Wednesday, Ross issued a rebuttal position statement in favor of fire sprinklers. Among his points:
Fire sprinkler systems have been installed for over 100 years and there are systems currently protecting properties that are over 100 years old.
Structural damage from fire will always cost more to repair than water damage from sprinklers. Insurance companies state sprinkler system malfunctions are rare. United States Fire Administation statistics show that fire sprinkler systems have a 1 in 16-million chance of having a manufacturer's defect that will cause them to discharge accidentally.
Many major insurance companies offer rate reductions for sprinkler-protected homes. Their data does not comport with allegations that sprinkler systems cause significant damage.
Generally, the maintenance cost for five to 20 years is zero for sprinkler systems located in freeze zones. The maintenance requirement for such systems is to simply open a valve once a year to ensure water availability and flow.
New technology has made fire sprinkler systems more affordable than ever, and residential fire sprinkler systems are being installed at a higher rate every year.

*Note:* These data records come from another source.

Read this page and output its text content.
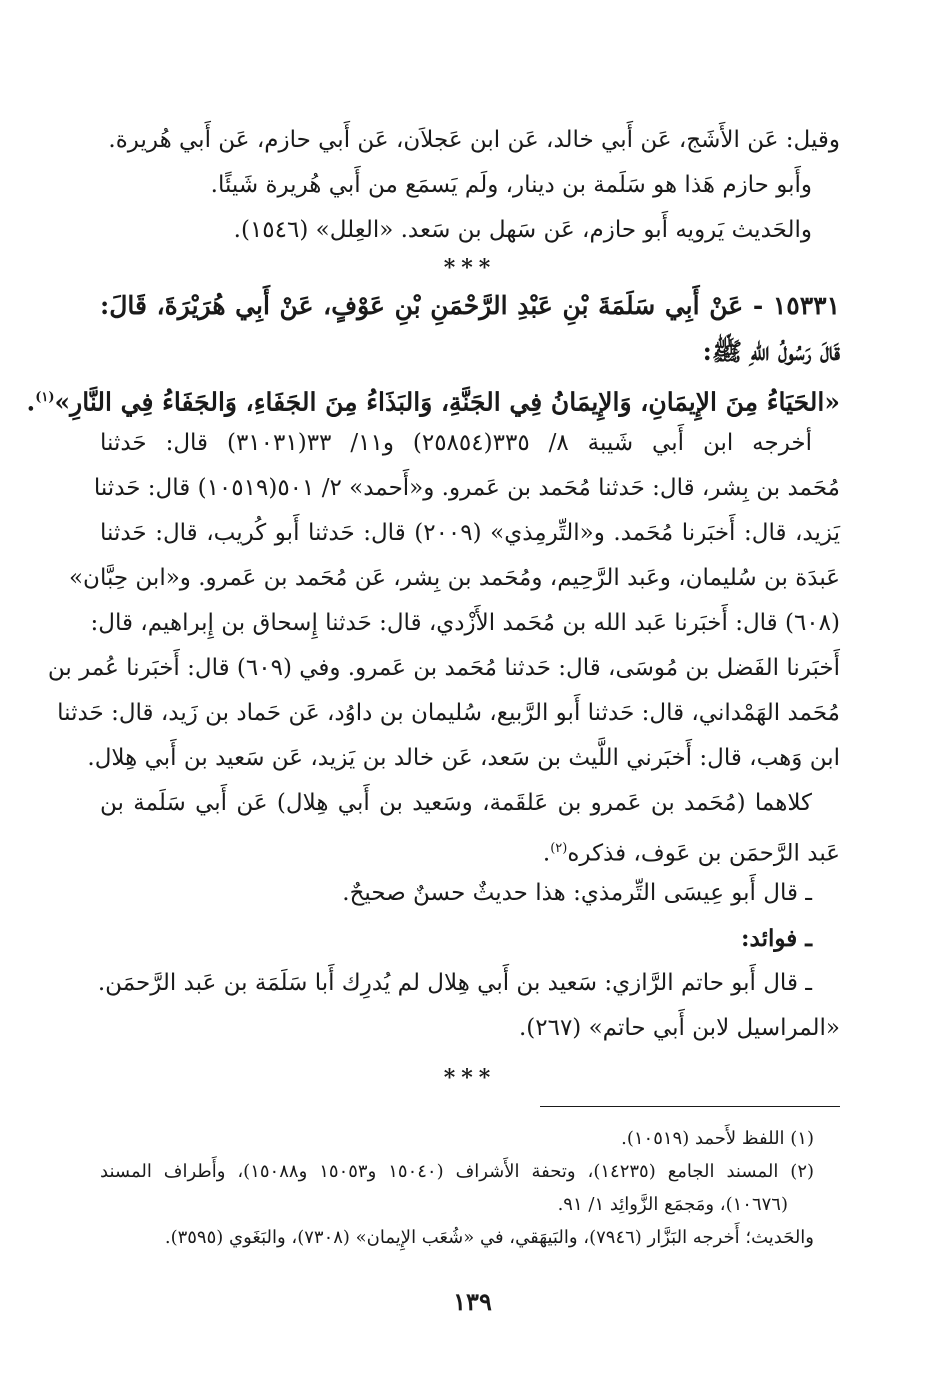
وقيل: عَن الأَشَج، عَن أَبي خالد، عَن ابن عَجلاَن، عَن أَبي حازم، عَن أَبي هُريرة.
وأَبو حازم هَذا هو سَلَمة بن دينار، ولَم يَسمَع من أَبي هُريرة شَيئًا.
والحَديث يَرويه أَبو حازم، عَن سَهل بن سَعد. «العِلل» (١٥٤٦).
***
١٥٣٣١ - عَنْ أَبِي سَلَمَةَ بْنِ عَبْدِ الرَّحْمَنِ بْنِ عَوْفٍ، عَنْ أَبِي هُرَيْرَةَ، قَالَ:
قَالَ رَسُولُ اللهِ ﷺ:
«الحَيَاءُ مِنَ الإِيمَانِ، وَالإِيمَانُ فِي الجَنَّةِ، وَالبَذَاءُ مِنَ الجَفَاءِ، وَالجَفَاءُ فِي النَّارِ»$^{(١)}$.
أخرجه ابن أَبي شَيبة ٨/ ٣٣٥(٢٥٨٥٤) و١١/ ٣٣(٣١٠٣١) قال: حَدثنا
مُحَمد بن بِشر، قال: حَدثنا مُحَمد بن عَمرو. و«أَحمد» ٢/ ٥٠١(١٠٥١٩) قال: حَدثنا
يَزيد، قال: أَخبَرنا مُحَمد. و«التِّرمِذي» (٢٠٠٩) قال: حَدثنا أَبو كُريب، قال: حَدثنا
عَبدَة بن سُليمان، وعَبد الرَّحِيم، ومُحَمد بن بِشر، عَن مُحَمد بن عَمرو. و«ابن حِبَّان»
(٦٠٨) قال: أَخبَرنا عَبد الله بن مُحَمد الأَزْدي، قال: حَدثنا إِسحاق بن إِبراهيم، قال:
أَخبَرنا الفَضل بن مُوسَى، قال: حَدثنا مُحَمد بن عَمرو. وفي (٦٠٩) قال: أَخبَرنا عُمر بن
مُحَمد الهَمْداني، قال: حَدثنا أَبو الرَّبيع، سُليمان بن داوُد، عَن حَماد بن زَيد، قال: حَدثنا
ابن وَهب، قال: أَخبَرني اللَّيث بن سَعد، عَن خالد بن يَزيد، عَن سَعيد بن أَبي هِلال.
كلاهما (مُحَمد بن عَمرو بن عَلقَمة، وسَعيد بن أَبي هِلال) عَن أَبي سَلَمة بن
عَبد الرَّحمَن بن عَوف، فذكره$^{(٢)}$.
ـ قال أَبو عِيسَى التِّرمذي: هذا حديثٌ حسنٌ صحيحٌ.
ـ فوائد:
ـ قال أَبو حاتم الرَّازي: سَعيد بن أَبي هِلال لم يُدرِك أَبا سَلَمَة بن عَبد الرَّحمَن.
«المراسيل لابن أَبي حاتم» (٢٦٧).
***
(١) اللفظ لأَحمد (١٠٥١٩).
(٢) المسند الجامع (١٤٢٣٥)، وتحفة الأَشراف (١٥٠٤٠ و١٥٠٥٣ و١٥٠٨٨)، وأَطراف المسند
(١٠٦٧٦)، ومَجمَع الزَّوائِد ١/ ٩١.
والحَديث؛ أَخرجه البَزَّار (٧٩٤٦)، والبَيهَقي، في «شُعَب الإِيمان» (٧٣٠٨)، والبَغَوي (٣٥٩٥).
١٣٩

Larger (3,000 square feet or more) commercial and residential structures protected with automatic fire sprinkler systems impose a significantly (reduced) demand on community fire suppression resources ... If fire sprinklers are installed, then additional, more costly fire apparatus may not be needed.
The National Fire Protection Association reports there has never been a multiple fire death from a fire in a building protected by a complete automatic fire sprinkler system.
The two sides offer widely different cost projections should the town continue to require homes of over 3,000 square feet to have sprinkler systems. Spragins estimates a cost of $8,000 to design and install a sprinkler system, while Ross claims the cost is $1.25 per square foot or $4,500 per residence.
Spragins projects 100 such homes being built per year for a total cost of $8 million for 10 years. Ross projects 50 homes per year at a 10-year cost of $2.25 million.
While voters sift through the conflicting statements of both sides, Ross says the discrepancies probably won't matter in the end.
"Those changes (that voters are being asked to approve in Proposition 301) are amendments to the 1997 fire code, and we are now working on the 2000 International Fire Code," he said. "They are updated about every three years, and everything will be back on the table again."